O diário é apenas uma das práticas discursivas em que se passa uma vida a limpo. Na sexta passada, meu colega de espaço e de leituras, o professor Sérgio Arruda, discorria sobre uma delas em especial – as memórias -, delimitando seu caráter personalíssimo e, portanto, intangível. O diário, ao contrário das memórias, não se volta para o passado, recolhendo sua importância. Por estranho que possa parecer, mira o futuro. A partir dos vestígios colhidos a cada dia, o diário possuiria uma natureza mais ativa do que as memórias e a autobiografia cujo fim seus autores já sabem. O diário construiria o autoconhecimento e as deliberações feitas em silêncio como se diante de um espelho.

Quando se desgarra dos manuscritos, da folha de papel, das cadernetas, a escrita diarista rompe o lacre do segredo antes guardado a sete chaves em gavetas escondidas, cofres e fundos falsos. Quando ganha as telas do computador e as janelas da internet, o diário viola as fechaduras do íntimo. A confissão e o desabafo ganham novos interlocutores. As páginas de papel em que se depositavam impressões, experiências e desejos, como formas de organização do eu, tornam-se voláteis, imateriais e suspeitas. Sua autoria é muitas vezes colocada em xeque, em tempos de muitos perfis possíveis para um único eu.

Em vez da intimidade repartida com um interlocutor silencioso, “o show do eu” na internet, na feliz formulação da pesquisadora Paula Sibilia, quer um Outro que responda ou que, pelo menos, seja um leitor desejoso de compartilhar experiências. Os blogs que explodiram, no Brasil, nos primeiros anos do século XXI, trouxeram a contradição na própria etimologia da palavra: “web” (página na internet), “log” (diário de bordo), se considerarmos a poética da confissão do segredo que sempre o distinguiu das outras escritas do eu. O diário, em sua matriz convencional, estava destinado a um silêncio só rompido com a morte do diarista ou com sua iniciativa de comunicação.

Em tempos de internet, a comunicação, antes emudecida por um interlocutor passivo, recebe novos contornos e outros paradigmas. Há uma exibição do íntimo que ficava trancafiado. Assistimos a um fenômeno de publicização deliberada do privado tanto em função do afã de alguns minutos de fama quanto da cortina de fumaça que é a virtualidade. O virtual existe, está ali nos espreitando, mas na distância enganosa da tela que nos protege. A exposição que nos liberta quase sempre do peso do segredo é confortável porque não nos deixa cara a cara, a menos que queiramos, com esse outro a quem confiamos nossas experiências e formas de perceber a realidade. A internet, então, é ao mesmo tempo, fechadura por onde se espia e janela por onde se pode atravessar o íntimo.

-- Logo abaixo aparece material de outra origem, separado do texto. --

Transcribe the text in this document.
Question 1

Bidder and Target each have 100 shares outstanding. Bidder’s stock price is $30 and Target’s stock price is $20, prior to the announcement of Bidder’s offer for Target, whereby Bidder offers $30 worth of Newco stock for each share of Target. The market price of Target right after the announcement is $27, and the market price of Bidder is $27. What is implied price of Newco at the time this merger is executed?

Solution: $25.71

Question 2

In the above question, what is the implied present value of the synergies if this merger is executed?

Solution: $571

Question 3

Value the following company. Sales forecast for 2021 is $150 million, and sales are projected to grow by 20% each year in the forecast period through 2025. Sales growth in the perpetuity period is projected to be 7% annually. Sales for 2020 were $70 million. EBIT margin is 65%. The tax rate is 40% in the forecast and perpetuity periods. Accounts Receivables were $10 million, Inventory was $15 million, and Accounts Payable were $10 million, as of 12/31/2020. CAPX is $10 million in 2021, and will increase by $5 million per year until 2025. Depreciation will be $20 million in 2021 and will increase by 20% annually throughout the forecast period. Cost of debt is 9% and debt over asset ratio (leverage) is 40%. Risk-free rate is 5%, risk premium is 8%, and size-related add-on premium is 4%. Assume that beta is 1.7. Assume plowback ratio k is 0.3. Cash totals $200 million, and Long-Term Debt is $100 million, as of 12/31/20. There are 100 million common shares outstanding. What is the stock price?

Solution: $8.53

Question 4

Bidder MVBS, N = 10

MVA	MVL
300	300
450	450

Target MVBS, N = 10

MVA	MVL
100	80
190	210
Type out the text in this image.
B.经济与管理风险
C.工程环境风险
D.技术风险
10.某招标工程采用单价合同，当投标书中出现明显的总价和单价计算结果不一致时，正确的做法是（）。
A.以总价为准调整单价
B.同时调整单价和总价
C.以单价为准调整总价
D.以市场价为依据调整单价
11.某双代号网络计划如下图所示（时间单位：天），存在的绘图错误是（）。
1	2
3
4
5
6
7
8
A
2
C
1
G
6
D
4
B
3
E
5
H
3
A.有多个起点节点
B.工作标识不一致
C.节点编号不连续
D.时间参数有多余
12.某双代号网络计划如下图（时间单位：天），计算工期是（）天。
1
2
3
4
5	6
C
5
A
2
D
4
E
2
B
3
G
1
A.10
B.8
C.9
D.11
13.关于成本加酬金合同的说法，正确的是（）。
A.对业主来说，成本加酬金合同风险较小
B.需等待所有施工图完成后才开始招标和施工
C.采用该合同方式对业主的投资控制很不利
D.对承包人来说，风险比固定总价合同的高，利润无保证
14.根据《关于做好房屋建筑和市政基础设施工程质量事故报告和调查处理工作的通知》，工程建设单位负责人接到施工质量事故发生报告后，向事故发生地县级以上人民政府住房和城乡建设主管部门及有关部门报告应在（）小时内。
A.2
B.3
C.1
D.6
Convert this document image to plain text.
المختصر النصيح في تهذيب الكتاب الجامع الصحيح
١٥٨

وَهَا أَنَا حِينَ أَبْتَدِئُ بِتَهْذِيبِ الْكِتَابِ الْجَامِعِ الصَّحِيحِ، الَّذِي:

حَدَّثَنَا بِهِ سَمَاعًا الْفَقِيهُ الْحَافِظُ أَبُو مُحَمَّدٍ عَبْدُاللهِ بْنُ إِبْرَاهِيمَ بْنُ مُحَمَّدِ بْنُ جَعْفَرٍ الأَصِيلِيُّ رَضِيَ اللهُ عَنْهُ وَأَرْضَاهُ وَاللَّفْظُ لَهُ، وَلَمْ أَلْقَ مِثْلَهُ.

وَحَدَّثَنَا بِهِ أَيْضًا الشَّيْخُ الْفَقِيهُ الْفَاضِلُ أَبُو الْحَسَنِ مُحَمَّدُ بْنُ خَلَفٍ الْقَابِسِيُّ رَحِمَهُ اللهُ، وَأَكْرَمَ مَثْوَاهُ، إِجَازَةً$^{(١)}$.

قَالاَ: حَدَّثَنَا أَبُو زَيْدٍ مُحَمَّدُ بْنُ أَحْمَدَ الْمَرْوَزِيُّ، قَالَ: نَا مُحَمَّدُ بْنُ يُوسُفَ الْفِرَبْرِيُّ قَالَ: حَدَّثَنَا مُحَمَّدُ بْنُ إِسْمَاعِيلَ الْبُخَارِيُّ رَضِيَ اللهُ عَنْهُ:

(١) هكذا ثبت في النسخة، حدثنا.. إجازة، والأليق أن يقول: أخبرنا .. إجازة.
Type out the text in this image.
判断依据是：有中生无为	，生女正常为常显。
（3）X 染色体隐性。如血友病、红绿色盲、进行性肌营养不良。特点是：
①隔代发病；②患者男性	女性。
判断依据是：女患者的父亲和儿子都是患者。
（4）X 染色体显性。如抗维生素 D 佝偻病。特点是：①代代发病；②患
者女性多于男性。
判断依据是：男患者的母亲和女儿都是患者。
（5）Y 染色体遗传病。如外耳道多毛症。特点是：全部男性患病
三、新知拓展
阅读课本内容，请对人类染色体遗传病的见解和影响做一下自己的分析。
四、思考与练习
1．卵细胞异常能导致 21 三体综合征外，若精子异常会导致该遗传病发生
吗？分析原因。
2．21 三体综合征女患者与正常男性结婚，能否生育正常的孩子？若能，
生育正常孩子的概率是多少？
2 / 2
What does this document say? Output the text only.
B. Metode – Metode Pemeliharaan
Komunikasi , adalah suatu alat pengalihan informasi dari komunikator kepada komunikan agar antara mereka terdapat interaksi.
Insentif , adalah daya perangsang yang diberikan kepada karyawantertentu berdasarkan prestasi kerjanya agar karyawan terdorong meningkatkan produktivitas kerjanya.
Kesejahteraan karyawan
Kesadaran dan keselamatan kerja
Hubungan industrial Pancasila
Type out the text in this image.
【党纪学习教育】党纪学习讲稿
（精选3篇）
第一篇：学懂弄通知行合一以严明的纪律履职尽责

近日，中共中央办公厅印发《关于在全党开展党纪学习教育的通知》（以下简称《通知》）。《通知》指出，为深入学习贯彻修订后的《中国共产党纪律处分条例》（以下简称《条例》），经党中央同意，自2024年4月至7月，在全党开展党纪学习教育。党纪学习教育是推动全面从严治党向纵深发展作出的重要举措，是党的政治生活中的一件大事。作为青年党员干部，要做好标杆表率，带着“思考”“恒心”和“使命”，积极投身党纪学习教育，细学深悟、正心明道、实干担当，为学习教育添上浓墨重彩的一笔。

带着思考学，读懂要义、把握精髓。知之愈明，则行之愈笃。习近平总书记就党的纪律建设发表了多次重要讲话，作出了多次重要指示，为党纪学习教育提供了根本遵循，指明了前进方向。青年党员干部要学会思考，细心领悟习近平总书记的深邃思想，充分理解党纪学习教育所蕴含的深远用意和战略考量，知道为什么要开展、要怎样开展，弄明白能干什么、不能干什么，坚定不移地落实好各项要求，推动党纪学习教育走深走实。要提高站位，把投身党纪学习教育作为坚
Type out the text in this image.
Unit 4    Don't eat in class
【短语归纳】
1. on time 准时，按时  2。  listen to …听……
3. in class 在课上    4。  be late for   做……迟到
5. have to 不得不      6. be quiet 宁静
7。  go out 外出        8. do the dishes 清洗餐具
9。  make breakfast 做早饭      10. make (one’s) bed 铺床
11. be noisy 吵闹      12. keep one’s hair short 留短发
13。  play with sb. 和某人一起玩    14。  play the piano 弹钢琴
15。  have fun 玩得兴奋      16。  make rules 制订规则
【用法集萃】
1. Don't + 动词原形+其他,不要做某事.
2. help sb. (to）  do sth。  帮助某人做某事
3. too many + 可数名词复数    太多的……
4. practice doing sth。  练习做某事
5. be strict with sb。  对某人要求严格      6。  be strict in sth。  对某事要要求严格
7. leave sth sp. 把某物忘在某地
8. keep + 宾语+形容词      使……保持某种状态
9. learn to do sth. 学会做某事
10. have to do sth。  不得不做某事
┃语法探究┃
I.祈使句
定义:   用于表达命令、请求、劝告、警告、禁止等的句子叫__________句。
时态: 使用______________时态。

Se, por um lado, o redimensionamento do íntimo é a diferença mais ruidosa dos blogs em relação aos diários de papel, por outro, não se desfez a intenção de, ao transformar a vida em linguagem, ou seja, fazê-la existir em palavras e frases, construir um corpo simbólico que sobreviverá à morte física. Transformados em palavras, sobreviveremos!

Passados mais de dez anos da explosão dos blogs no Brasil e de suas múltiplas intenções, as que parecem não ter desaparecido são as de comunicação e interatividade. Muito além do buraco da fechadura, estão as janelas que se abrem em caixas de diálogo, comentários, divulgação de trabalhos, compartilhamento de leituras.

Das funções que Lejeune atribuiu ao diário na relação com a pessoa que o escreve, duas delas mantiveram-se firmes independentemente da matéria acolhida: escrever e pensar. Diz o pesquisador: “Mantém-se enfim um diário porque se gosta de escrever”. Segue afirmando que quem escreve um diário “encontra a doçura de existir nas palavras e a esperança de deixar um vestígio”. O diário e também o blog, acrescento eu, são “métodos de trabalho”, são lugares onde o pensamento pode ser um processo de criação mais livre e mais aberto às contradições e aos rumores da realidade que nos circunda.